27th March AMA: I'm Lana Graham, Xtools+ expert and product manager. Ask Me Anything!
Hi Lana,
I hope you are doing well.
Just wondering what the best way is to do the following scenarios:
- Utilise the unused concessional contributions over multiple years. I find that the ‘max deductible’ option does it all in the initial year.
- Purchase a new home in let’s say 5 years’ time while retaining the current home as an investment property. How do I convert the current home loan from non-deductible to deductible without having to pay it off manually and then restarting a new deductible loan for that amount? How do I also link the offset account balance (entered under Financial Assets) to the new home loan instead of the current home loan in 5 years?
Thanks.
Hi Lana,
I think you might have missed my question?
- lana.graham7 months ago
Xplan Product
Oh hi dorje.gurung, sorry about that!
Your second question is a bit tough, so I was going to come back to it - then I had to run off to a meeting!

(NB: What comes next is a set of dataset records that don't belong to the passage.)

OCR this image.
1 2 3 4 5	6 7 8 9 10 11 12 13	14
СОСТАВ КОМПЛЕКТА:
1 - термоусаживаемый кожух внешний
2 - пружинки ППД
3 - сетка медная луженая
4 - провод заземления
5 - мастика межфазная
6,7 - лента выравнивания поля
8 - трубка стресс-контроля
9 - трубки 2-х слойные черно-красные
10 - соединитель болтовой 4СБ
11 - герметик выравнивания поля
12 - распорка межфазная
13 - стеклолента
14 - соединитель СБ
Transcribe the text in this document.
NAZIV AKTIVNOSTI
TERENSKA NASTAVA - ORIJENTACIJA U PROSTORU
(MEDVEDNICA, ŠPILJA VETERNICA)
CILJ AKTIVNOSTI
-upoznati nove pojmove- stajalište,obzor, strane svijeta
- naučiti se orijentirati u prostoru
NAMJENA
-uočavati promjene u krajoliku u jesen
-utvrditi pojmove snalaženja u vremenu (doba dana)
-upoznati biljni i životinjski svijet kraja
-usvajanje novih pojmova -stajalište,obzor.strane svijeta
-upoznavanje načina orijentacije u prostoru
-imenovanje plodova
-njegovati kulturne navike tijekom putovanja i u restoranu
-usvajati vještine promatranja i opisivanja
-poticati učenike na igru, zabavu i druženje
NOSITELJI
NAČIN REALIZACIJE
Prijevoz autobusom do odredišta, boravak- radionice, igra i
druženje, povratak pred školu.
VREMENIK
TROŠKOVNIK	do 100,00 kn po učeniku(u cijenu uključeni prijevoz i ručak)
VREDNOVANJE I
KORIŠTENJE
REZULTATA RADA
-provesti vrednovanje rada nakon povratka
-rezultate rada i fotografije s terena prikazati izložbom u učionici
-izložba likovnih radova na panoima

Concessional Cap contributions
You need to do it in stages:- Stage 1:
- Model regular concessional contribution amount until retirement.

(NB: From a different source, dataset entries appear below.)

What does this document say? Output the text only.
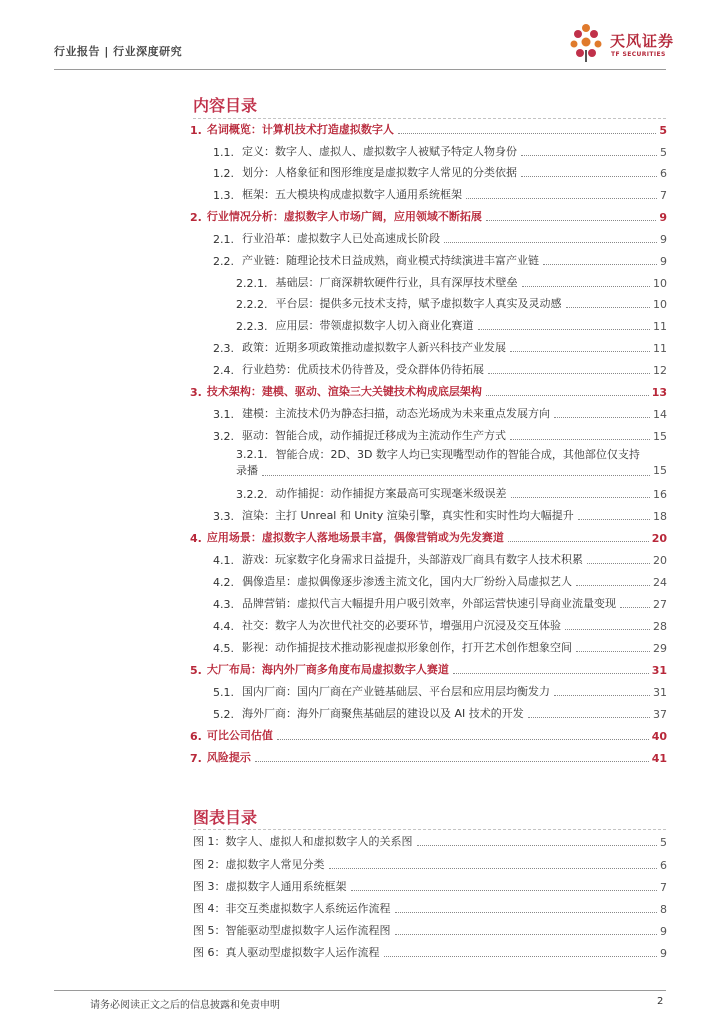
行业报告 | 行业深度研究
天风证券
TF SECURITIES
内容目录
1. 名词概览：计算机技术打造虚拟数字人	5
1.1. 定义：数字人、虚拟人、虚拟数字人被赋予特定人物身份	5
1.2. 划分：人格象征和图形维度是虚拟数字人常见的分类依据	6
1.3. 框架：五大模块构成虚拟数字人通用系统框架	7
2. 行业情况分析：虚拟数字人市场广阔，应用领域不断拓展	9
2.1. 行业沿革：虚拟数字人已处高速成长阶段	9
2.2. 产业链：随理论技术日益成熟，商业模式持续演进丰富产业链	9
2.2.1. 基础层：厂商深耕软硬件行业，具有深厚技术壁垒	10
2.2.2. 平台层：提供多元技术支持，赋予虚拟数字人真实及灵动感	10
2.2.3. 应用层：带领虚拟数字人切入商业化赛道	11
2.3. 政策：近期多项政策推动虚拟数字人新兴科技产业发展	11
2.4. 行业趋势：优质技术仍待普及，受众群体仍待拓展	12
3. 技术架构：建模、驱动、渲染三大关键技术构成底层架构	13
3.1. 建模：主流技术仍为静态扫描，动态光场成为未来重点发展方向	14
3.2. 驱动：智能合成，动作捕捉迁移成为主流动作生产方式	15
3.2.1. 智能合成：2D、3D 数字人均已实现嘴型动作的智能合成，其他部位仅支持
录播	15
3.2.2. 动作捕捉：动作捕捉方案最高可实现毫米级误差	16
3.3. 渲染：主打 Unreal 和 Unity 渲染引擎，真实性和实时性均大幅提升	18
4. 应用场景：虚拟数字人落地场景丰富，偶像营销或为先发赛道	20
4.1. 游戏：玩家数字化身需求日益提升，头部游戏厂商具有数字人技术积累	20
4.2. 偶像造星：虚拟偶像逐步渗透主流文化，国内大厂纷纷入局虚拟艺人	24
4.3. 品牌营销：虚拟代言大幅提升用户吸引效率，外部运营快速引导商业流量变现	27
4.4. 社交：数字人为次世代社交的必要环节，增强用户沉浸及交互体验	28
4.5. 影视：动作捕捉技术推动影视虚拟形象创作，打开艺术创作想象空间	29
5. 大厂布局：海内外厂商多角度布局虚拟数字人赛道	31
5.1. 国内厂商：国内厂商在产业链基础层、平台层和应用层均衡发力	31
5.2. 海外厂商：海外厂商聚焦基础层的建设以及 AI 技术的开发	37
6. 可比公司估值	40
7. 风险提示	41
图表目录
图 1：数字人、虚拟人和虚拟数字人的关系图	5
图 2：虚拟数字人常见分类	6
图 3：虚拟数字人通用系统框架	7
图 4：非交互类虚拟数字人系统运作流程	8
图 5：智能驱动型虚拟数字人运作流程图	9
图 6：真人驱动型虚拟数字人运作流程	9
请务必阅读正文之后的信息披露和免责申明	2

- Go to the Rates and Thresholds Display and check for the year your client exceeds their concessional cap.
- Now change the end date for your concessional contributions to the year before 2.
- Stage 2: Enter a second stage of concessional contributions and select Max Deductible. Start it the year after the above input ends.

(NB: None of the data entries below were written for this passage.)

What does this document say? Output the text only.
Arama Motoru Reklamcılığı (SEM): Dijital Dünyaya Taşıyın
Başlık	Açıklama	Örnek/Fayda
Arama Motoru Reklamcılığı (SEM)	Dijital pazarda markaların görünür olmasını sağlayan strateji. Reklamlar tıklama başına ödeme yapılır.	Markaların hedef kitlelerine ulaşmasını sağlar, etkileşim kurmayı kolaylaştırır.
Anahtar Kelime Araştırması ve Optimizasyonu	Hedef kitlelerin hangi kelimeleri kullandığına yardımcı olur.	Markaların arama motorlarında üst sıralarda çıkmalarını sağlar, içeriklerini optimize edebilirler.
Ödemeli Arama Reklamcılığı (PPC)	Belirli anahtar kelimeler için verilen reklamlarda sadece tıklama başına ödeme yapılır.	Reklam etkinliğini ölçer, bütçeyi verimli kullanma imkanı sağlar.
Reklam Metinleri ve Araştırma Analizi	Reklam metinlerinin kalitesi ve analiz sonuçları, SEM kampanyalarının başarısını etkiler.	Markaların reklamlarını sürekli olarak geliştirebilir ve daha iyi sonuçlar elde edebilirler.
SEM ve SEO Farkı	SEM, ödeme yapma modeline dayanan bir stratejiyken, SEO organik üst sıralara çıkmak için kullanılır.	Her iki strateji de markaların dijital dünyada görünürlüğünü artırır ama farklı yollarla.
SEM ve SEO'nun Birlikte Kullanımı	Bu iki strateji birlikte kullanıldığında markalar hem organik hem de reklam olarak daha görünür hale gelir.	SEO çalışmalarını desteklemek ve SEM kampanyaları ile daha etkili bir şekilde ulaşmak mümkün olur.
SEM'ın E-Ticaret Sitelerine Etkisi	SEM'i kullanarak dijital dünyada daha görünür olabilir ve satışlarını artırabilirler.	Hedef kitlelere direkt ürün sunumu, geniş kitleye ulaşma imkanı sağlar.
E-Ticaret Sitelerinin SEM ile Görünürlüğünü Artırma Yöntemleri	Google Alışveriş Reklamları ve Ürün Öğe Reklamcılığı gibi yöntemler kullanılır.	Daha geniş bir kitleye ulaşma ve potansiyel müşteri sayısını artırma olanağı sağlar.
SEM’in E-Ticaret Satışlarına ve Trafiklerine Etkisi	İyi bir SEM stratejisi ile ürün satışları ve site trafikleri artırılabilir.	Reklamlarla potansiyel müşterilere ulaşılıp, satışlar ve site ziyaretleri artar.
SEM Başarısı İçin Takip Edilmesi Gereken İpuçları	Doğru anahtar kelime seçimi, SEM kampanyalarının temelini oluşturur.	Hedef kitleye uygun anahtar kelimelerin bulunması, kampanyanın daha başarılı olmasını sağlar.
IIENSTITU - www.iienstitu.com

This will be much easier when Reinvented Super and Pension modelling has been released, as you will be able to see the contributions and concessional cap on the same screen as your contribution inputs.
Retaining the Current Home as an Investment Property
You will need to model a second, deductible loan to pay off the first non-deductible loan.
You can't currently model more than one offset account, so we need to be a little creative with our . Maybe we can use a grouped credit limit.... Let me think about this over the weekend and come back to you. This will be a great test case to keep in mind for our proposed Liabilities project.- lana.graham6 months ago
Xplan Product
Hi dorje.gurung ,
Just coming back to you about Retaining the Current Home as an Investment Property. The
Group Credit limit feature won't help us to transfer the offset account to the new loan as you can only set an offset account for one loan.Therefore:
- You need to choose whether to link the offset account to the home loan or the investment loan.
- For the other loan, I suggest you reduce the loan balance by the amount of the offset account instead of modelling an offset account. This will give you the same approximate net worth position and interest amount.
Again, this will be a useful test case when we are working on our Liabilities initiative.